Assume we generate a sample path $X_t$ from an Ornstein-Uhlenbeck distribution (i.e. a mean-reverting random walk), where $dX_t = −\rho(X_t − \mu)dt + \sigma dW_t$. For concreteness, take $\mu = 0$, $\rho = 1$ and $\sigma^2 = 2$ so that both the characteristic time scale and width are $1$, i.e. after $t=1$ the expected value of $X_t \rightarrow N(0,1)$, the unit normal distribution.

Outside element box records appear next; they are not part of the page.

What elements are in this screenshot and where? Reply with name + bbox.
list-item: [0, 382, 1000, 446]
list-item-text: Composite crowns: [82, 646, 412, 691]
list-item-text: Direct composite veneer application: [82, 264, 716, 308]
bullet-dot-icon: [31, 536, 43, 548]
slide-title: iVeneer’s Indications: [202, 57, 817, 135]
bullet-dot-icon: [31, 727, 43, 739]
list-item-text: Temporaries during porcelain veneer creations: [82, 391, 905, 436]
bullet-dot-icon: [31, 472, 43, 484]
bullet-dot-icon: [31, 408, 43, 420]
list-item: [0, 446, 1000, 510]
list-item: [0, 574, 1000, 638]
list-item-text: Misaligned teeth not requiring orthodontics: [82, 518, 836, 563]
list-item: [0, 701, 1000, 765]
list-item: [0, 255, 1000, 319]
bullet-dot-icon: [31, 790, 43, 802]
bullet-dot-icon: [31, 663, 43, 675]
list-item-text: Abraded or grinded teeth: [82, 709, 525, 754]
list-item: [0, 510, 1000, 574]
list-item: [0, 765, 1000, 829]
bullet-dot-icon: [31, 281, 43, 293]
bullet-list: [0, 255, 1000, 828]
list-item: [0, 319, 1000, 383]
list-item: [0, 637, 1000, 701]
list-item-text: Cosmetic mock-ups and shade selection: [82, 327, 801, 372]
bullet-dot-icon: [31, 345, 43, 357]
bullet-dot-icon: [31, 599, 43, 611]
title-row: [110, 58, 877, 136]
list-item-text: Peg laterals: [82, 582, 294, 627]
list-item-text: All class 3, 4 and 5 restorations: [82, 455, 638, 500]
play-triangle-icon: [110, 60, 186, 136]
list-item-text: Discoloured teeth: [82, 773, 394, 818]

I'm interested in the distribution of $Z_t = \min_{s<t} X_s$, i.e. the cumulative minimum of a sample path. Is there a closed form (exact or approximate) for the asymptotic distribution ($t >> 1/\rho$) for the inverse cdf of $Z_t$, say $\Psi_t^{-1}(p)$, so for example I could find the median of $Z_t$, namely $\Psi_t^{-1}(0.5)$?
I'm hoping this is well-known and I'm just using the wrong terminology to search for an answer.
I made some progress starting from the intuition that every time step ($\Delta t = 1/\rho$), we're effectively sampling an uncorrelated value from $N(0,1)$, so after $t$ time steps the likelihood that $Z_t > z$ is equivalent to the probability that $t$ samples from $N(0,1)$ are greater than $z$.
If $\Phi(x)$ is the cumulative distribution function for $N(0,1)$, then we have $P\{ Z_t <= z \} = \Psi_t(z) = 1 - (1-\Phi(z))^t$, so that $(1-\Psi_t(z))^{1/t} = 1-\Phi(z)$ or $z = \Phi^{-1}(1 - (1-\Psi_t(z))^{1/t})$. For example the median line (50-th percentile) of $Z_t$, where $\Psi_t(z) = 0.5$, would be given by $\Phi^{-1}(1 - 0.5^{1/t})$.
By simulation, this seems to have the right shape for a range of percentiles $p = \Psi_t(z)$, but is shifted upwards by ~ 0.5 (independent of $p$), i.e. the expression $\Phi^{-1}(1- (1-p)^{1/t}) - 1/2$ seems a much better approximation. Again intuitively it makes sense that the estimate above is too high, since the samples at each time step aren't really independent: if we observe a new minimum value $Z_t$ at time $t$, then we're quite likely to see an even lower value at a nearby time when the the new value is still highly correlated with the old one. But I don't immediately see how to incorporate that into the estimate.